What are 4 examples of alterations in the signal transduction cascade that are linked to cancers?

Answer 55

1. excess growth factors
2. defective growth factor receptors
3. defective signaling molecules
4. altered regulation of transcription factors

Question 56

The simian sarcoma (sis) oncogene is an example of an altered growth factor. Explain its method of inducing signal transduction.

Answer 56

The sis gene encodes part of the PDGF molecule, thus, it induces Tyrosine kinase receptor signal transduction pathways.

Question 57

ErbB and HER2 are examples of altered growth factor receptors. Why do they lead to constant stimulation of growth?

Answer 57

Epidermal growth factor (EGF) is a small protein that stimulates epidermal and various other cells to divide.

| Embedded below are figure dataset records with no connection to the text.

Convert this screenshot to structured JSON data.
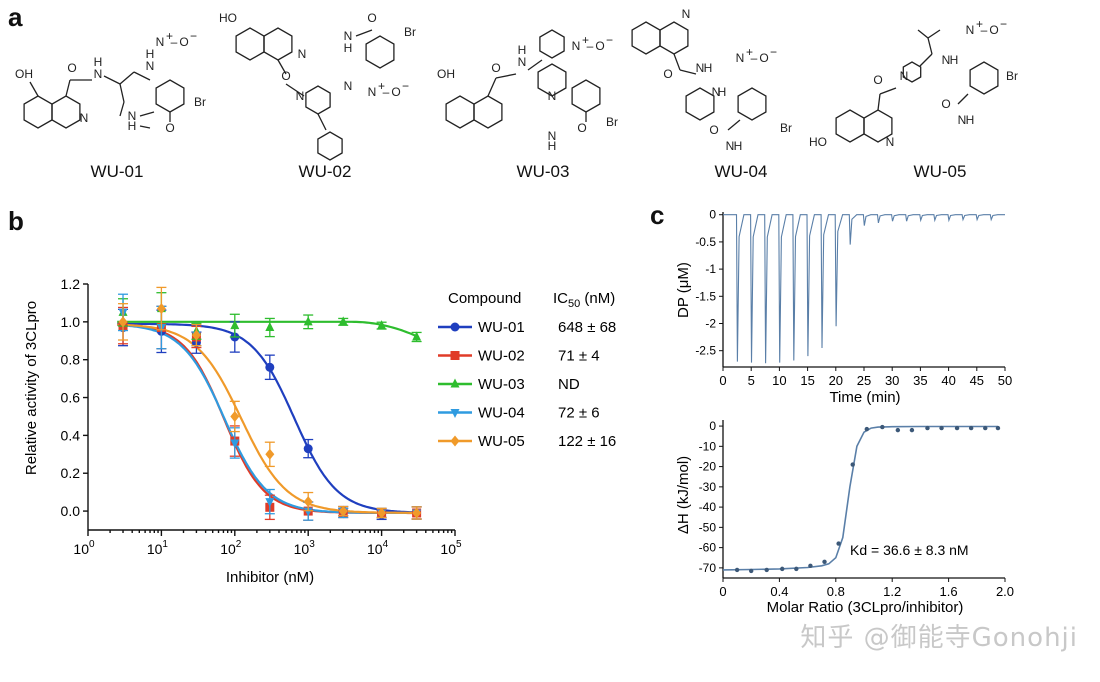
{
  "panel_labels": {
    "a": "a",
    "b": "b",
    "c": "c"
  },
  "compounds": [
    "WU-01",
    "WU-02",
    "WU-03",
    "WU-04",
    "WU-05"
  ],
  "chem_labels": {
    "oh": "OH",
    "ho": "HO",
    "n": "N",
    "h": "H",
    "br": "Br",
    "no2_n": "N",
    "no2_plus": "+",
    "no2_o": "O",
    "no2_minus": "−",
    "o": "O",
    "nh": "H"
  },
  "chart_data": [
    {
      "type": "scatter",
      "title": "",
      "xlabel": "Inhibitor (nM)",
      "ylabel": "Relative activity of 3CLpro",
      "x_scale": "log",
      "xlim": [
        1,
        100000
      ],
      "ylim": [
        -0.1,
        1.2
      ],
      "xtick_labels": [
        "10",
        "10",
        "10",
        "10",
        "10",
        "10"
      ],
      "xtick_exponents": [
        "0",
        "1",
        "2",
        "3",
        "4",
        "5"
      ],
      "ytick_labels": [
        "0.0",
        "0.2",
        "0.4",
        "0.6",
        "0.8",
        "1.0",
        "1.2"
      ],
      "legend": {
        "header": "Compound",
        "value_header": "IC",
        "value_header_sub": "50",
        "value_header_unit": " (nM)",
        "position": "right"
      },
      "x": [
        3,
        10,
        30,
        100,
        300,
        1000,
        3000,
        10000,
        30000
      ],
      "series": [
        {
          "name": "WU-01",
          "ic50_label": "648 ± 68",
          "ic50": 648,
          "hill": 1.5,
          "color": "#1f3fbf",
          "marker": "circle",
          "values": [
            0.97,
            0.95,
            0.89,
            0.92,
            0.76,
            0.33,
            0.0,
            -0.02,
            -0.01
          ]
        },
        {
          "name": "WU-02",
          "ic50_label": "71 ± 4",
          "ic50": 71,
          "hill": 1.6,
          "color": "#e03c28",
          "marker": "square",
          "values": [
            0.98,
            0.97,
            0.92,
            0.37,
            0.02,
            0.0,
            -0.01,
            -0.01,
            -0.01
          ]
        },
        {
          "name": "WU-03",
          "ic50_label": "ND",
          "ic50": null,
          "hill": null,
          "color": "#2ebd2e",
          "marker": "triangle-up",
          "values": [
            1.05,
            1.07,
            0.95,
            0.98,
            0.97,
            1.0,
            1.0,
            0.98,
            0.92
          ]
        },
        {
          "name": "WU-04",
          "ic50_label": "72 ± 6",
          "ic50": 72,
          "hill": 1.5,
          "color": "#2f9be0",
          "marker": "triangle-down",
          "values": [
            1.05,
            0.97,
            0.93,
            0.36,
            0.05,
            0.0,
            -0.01,
            -0.01,
            -0.01
          ]
        },
        {
          "name": "WU-05",
          "ic50_label": "122 ± 16",
          "ic50": 122,
          "hill": 1.4,
          "color": "#f09a2a",
          "marker": "diamond",
          "values": [
            1.0,
            1.07,
            0.93,
            0.5,
            0.3,
            0.05,
            0.0,
            -0.01,
            -0.01
          ]
        }
      ],
      "error_bars": [
        0.12,
        0.14,
        0.07,
        0.1,
        0.08,
        0.06,
        0.03,
        0.03,
        0.04
      ]
    },
    {
      "type": "line",
      "title": "",
      "xlabel": "Time (min)",
      "ylabel": "DP (μM)",
      "xlim": [
        0,
        50
      ],
      "ylim": [
        -2.8,
        0.05
      ],
      "xtick_labels": [
        "0",
        "5",
        "10",
        "15",
        "20",
        "25",
        "30",
        "35",
        "40",
        "45",
        "50"
      ],
      "ytick_labels": [
        "0",
        "-0.5",
        "-1",
        "-1.5",
        "-2",
        "-2.5"
      ],
      "injection_times": [
        2.5,
        5,
        7.5,
        10,
        12.5,
        15,
        17.5,
        20,
        22.5,
        25,
        27.5,
        30,
        32.5,
        35,
        37.5,
        40,
        42.5,
        45,
        47.5
      ],
      "injection_peaks": [
        -2.7,
        -2.72,
        -2.73,
        -2.72,
        -2.68,
        -2.6,
        -2.45,
        -2.05,
        -0.55,
        -0.2,
        -0.15,
        -0.12,
        -0.12,
        -0.1,
        -0.1,
        -0.1,
        -0.09,
        -0.09,
        -0.09
      ],
      "color": "#5a7fa8"
    },
    {
      "type": "scatter",
      "title": "",
      "xlabel": "Molar Ratio (3CLpro/inhibitor)",
      "ylabel": "ΔH (kJ/mol)",
      "xlim": [
        0,
        2.0
      ],
      "ylim": [
        -75,
        3
      ],
      "xtick_labels": [
        "0",
        "0.4",
        "0.8",
        "1.2",
        "1.6",
        "2.0"
      ],
      "ytick_labels": [
        "0",
        "-10",
        "-20",
        "-30",
        "-40",
        "-50",
        "-60",
        "-70"
      ],
      "annotation": "Kd = 36.6 ± 8.3 nM",
      "x": [
        0.1,
        0.2,
        0.31,
        0.42,
        0.52,
        0.62,
        0.72,
        0.82,
        0.92,
        1.02,
        1.13,
        1.24,
        1.34,
        1.45,
        1.55,
        1.66,
        1.76,
        1.86,
        1.95
      ],
      "values": [
        -71,
        -71.5,
        -71,
        -70.5,
        -70.5,
        -69,
        -67,
        -58,
        -19,
        -1.5,
        -0.5,
        -2,
        -2,
        -1,
        -1,
        -1,
        -1,
        -1,
        -1
      ],
      "fit_x": [
        0,
        0.2,
        0.4,
        0.6,
        0.7,
        0.75,
        0.8,
        0.85,
        0.9,
        0.95,
        1.0,
        1.05,
        1.1,
        1.2,
        1.4,
        1.6,
        1.8,
        1.95
      ],
      "fit_y": [
        -71,
        -70.8,
        -70.5,
        -69.8,
        -69,
        -68,
        -65,
        -55,
        -30,
        -10,
        -3,
        -1,
        -0.5,
        -0.3,
        -0.2,
        -0.2,
        -0.2,
        -0.2
      ],
      "color": "#5a7fa8"
    }
  ],
  "watermark": "知乎 @御能寺Gonohji"
}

These encode a modified form of the EGF receptor. The receptor is mutated such that the intracellular stimulatory signal is produced con- stantly, even in the absence of EGF.

Question 58

~25% of human cancers have mutant RAS (a signaling molecule). What is the mechanism behind this abnormality?

Answer 58

When bound to GTP, RAS is active.
When bound to GDP, RAS is inactive.
(GAPs - GTPase activating proteins - switch RAS from on and off)

When mutated, RAS is looked into the GTP form –> always activated and excessive signal transduction to nucleus occurs.